The music for the film and soundtracks were scored by Mano Murthy, who has scored for many of the earlier films of Yogaraj Bhat. Lyrics for the soundtracks were penned by Jayant Kaikini and Yogaraj Bhat. The soundtrack album consists of twelve soundtracks.

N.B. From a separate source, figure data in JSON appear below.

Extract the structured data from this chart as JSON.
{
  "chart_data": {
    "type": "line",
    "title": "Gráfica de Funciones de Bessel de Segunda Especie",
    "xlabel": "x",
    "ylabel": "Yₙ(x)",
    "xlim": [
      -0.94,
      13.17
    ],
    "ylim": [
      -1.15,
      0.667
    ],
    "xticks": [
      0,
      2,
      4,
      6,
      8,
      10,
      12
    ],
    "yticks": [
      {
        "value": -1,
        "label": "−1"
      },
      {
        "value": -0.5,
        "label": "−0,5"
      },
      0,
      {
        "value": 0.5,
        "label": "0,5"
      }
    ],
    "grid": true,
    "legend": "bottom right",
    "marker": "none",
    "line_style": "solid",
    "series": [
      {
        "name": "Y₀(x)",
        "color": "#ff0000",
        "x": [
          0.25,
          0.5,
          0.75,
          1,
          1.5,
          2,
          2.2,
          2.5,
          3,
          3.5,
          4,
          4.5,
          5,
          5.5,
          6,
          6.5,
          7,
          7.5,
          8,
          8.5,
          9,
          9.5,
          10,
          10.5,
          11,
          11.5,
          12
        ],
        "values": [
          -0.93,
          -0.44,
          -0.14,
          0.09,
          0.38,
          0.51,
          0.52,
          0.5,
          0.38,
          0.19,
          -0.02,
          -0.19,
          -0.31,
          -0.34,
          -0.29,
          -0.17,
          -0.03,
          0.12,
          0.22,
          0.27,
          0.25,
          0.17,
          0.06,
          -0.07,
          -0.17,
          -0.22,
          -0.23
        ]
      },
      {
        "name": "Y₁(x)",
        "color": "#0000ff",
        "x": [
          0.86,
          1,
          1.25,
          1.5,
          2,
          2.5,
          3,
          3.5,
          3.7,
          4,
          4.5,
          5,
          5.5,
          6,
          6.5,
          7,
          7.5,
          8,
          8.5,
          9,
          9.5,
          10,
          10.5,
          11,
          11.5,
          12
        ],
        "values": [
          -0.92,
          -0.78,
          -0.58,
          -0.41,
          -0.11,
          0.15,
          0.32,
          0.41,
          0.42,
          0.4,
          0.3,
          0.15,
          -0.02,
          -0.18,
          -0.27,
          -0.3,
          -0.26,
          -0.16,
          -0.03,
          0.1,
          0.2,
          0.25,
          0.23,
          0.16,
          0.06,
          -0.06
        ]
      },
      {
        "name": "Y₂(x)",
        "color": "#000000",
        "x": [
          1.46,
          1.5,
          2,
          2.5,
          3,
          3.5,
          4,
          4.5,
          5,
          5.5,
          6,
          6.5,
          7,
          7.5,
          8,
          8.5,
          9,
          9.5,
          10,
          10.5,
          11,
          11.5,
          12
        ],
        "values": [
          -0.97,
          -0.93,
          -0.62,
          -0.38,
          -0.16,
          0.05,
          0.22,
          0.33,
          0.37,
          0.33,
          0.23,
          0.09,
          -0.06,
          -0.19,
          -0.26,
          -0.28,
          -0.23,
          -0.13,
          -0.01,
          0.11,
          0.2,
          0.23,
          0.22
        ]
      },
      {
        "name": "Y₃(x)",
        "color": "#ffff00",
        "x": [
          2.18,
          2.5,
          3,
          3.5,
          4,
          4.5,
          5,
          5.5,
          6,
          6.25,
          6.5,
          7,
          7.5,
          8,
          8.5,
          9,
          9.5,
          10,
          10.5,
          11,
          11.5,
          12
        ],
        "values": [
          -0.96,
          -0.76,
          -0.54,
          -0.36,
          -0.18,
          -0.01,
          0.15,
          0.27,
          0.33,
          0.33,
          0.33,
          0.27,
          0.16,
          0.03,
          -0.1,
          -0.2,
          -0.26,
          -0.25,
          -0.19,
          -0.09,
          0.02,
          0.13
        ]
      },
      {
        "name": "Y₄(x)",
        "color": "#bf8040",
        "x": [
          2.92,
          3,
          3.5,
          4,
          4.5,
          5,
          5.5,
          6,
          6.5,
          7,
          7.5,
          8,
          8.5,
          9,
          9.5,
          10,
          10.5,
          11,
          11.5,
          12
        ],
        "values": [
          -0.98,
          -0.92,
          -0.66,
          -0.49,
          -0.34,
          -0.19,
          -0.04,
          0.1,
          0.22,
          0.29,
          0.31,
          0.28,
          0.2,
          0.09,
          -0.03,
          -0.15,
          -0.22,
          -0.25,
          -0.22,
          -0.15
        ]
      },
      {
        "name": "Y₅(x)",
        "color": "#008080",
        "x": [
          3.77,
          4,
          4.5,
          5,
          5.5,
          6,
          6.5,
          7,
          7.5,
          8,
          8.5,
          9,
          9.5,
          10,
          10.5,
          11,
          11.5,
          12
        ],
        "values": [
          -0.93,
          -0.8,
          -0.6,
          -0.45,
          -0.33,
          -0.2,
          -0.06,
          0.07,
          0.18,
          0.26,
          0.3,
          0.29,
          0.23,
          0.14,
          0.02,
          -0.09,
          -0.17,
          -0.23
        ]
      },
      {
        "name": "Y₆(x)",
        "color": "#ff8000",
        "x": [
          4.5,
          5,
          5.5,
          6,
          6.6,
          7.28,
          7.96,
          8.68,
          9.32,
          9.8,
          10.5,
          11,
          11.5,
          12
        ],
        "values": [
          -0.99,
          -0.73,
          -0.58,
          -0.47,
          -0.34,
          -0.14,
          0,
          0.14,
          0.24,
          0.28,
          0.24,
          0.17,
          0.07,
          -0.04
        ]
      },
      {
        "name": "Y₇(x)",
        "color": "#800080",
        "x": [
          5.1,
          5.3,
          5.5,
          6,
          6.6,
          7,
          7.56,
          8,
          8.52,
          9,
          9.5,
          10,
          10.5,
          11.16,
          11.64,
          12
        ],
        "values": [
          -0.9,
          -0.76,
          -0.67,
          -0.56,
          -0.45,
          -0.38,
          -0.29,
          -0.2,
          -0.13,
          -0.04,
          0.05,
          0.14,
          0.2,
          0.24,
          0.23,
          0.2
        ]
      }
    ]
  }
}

The audio of the film was released on 14 August 2010 by Sonu Nigam, Puneeth Rajkumar in the presence of cast and crew of the film.

Track list
| No. | Title | Lyrics | Artist(s) | Length |
|---|---|---|---|---|
| 1. | "Arerere Pancharangi" | Jayant Kaikini | Bunty, Chethan Sosca, Akshatha Ramanath | 3:39 |
| 2. | "Arerere Pancharangi" (instrumental) | – | Mano Murthy | 3:39 |
| 3. | "Pancharangi HaaDugalu" | Yogaraj Bhat | Hemanth Kumar, Yogaraj Bhat | 4:07 |
| 4. | "Pancharangi HaaDugalu" (instrumental) | – | Mano Murthy | 3:09 |
| 5. | "Hudugaru Beku" | Yogaraj Bhat | Shreya Ghoshal | 4:42 |
| 6. | "Hudugaru Beku" (instrumental) | – | Mano Murthy | 4:41 |
| 7. | "Lifu Ishtene" | Yogaraj Bhat | Chethan Sosca, Yogaraj Bhat, Akshatha Ramanath | 4:58 |
| 8. | "Lifu Ishtene" (instrumental) | – | Mano Murthy | 4:47 |
| 9. | "Lifu Ishtene Shloka" | Yogaraj Bhat | Chethan Sosca | 4:13 |
| 10. | "Ninnaya" | Jayant Kaikini | Shreya Ghoshal | 4:53 |
| 11. | "Udisuve" | Jayant Kaikini | Sonu Nigam | 4:52 |
| 12. | "Udisuve" (instrumental) | – | Mano Murthy | 4:52 |
| Total length: |  |  |  | 52:32 |

== Reception ==
=== Critical response ===

Shruti Indira Lakshminarayan of Rediff.com scored the film at 3 out of 5 stars and says "Songs by Mano Murthy are situational and easy on the ears. The song udisuve belakina seereya... is picturised differently and backed by contemporary dance moves. Camera by Thyagarajan adds life to the film. In a nutshell, Pancharangi is a good family entertainer". S Viswanath from Deccan Herald wrote "It is Nidhi Subbaiah as perky and pert Ambika who covets your heart. Pancharangi, with even Mano Murthy, who whipped up melodious magic in Mungaru Male faltering, is unbearable, minus vivacious Nidhi, the only saving grace in an otherwise obnoxious entertainer. Touché! ". A critic from The Times of India scored the film at 3.5 out of 5 stars wrote "While Diganth is quite brilliant, Nidhi Subbaiah and Ramya Barna are superb. Pawan Kumar, Sundararaj, Nagendra Shah have done justice to their roles. Raju Thalikotes exemplary acting is marred only his dialogue delivery which could have been a bit slower. Mano Murthy is back with a bang with some brilliant tunes. Mayuri Upadhyas choreography for the song Udisuve Belakina Seereya is outstanding. Equally good is camerawork by V Thayagarajan. Enjoy maadi!". A critic from Bangalore Mirror wrote  "Perhaps the director knew the drawback of relying heavily on dialogues so the characters speak three different dialects of Kannada.The songs are good. But better heard than seen. Mostly good looking characters, but that is not everything about a film".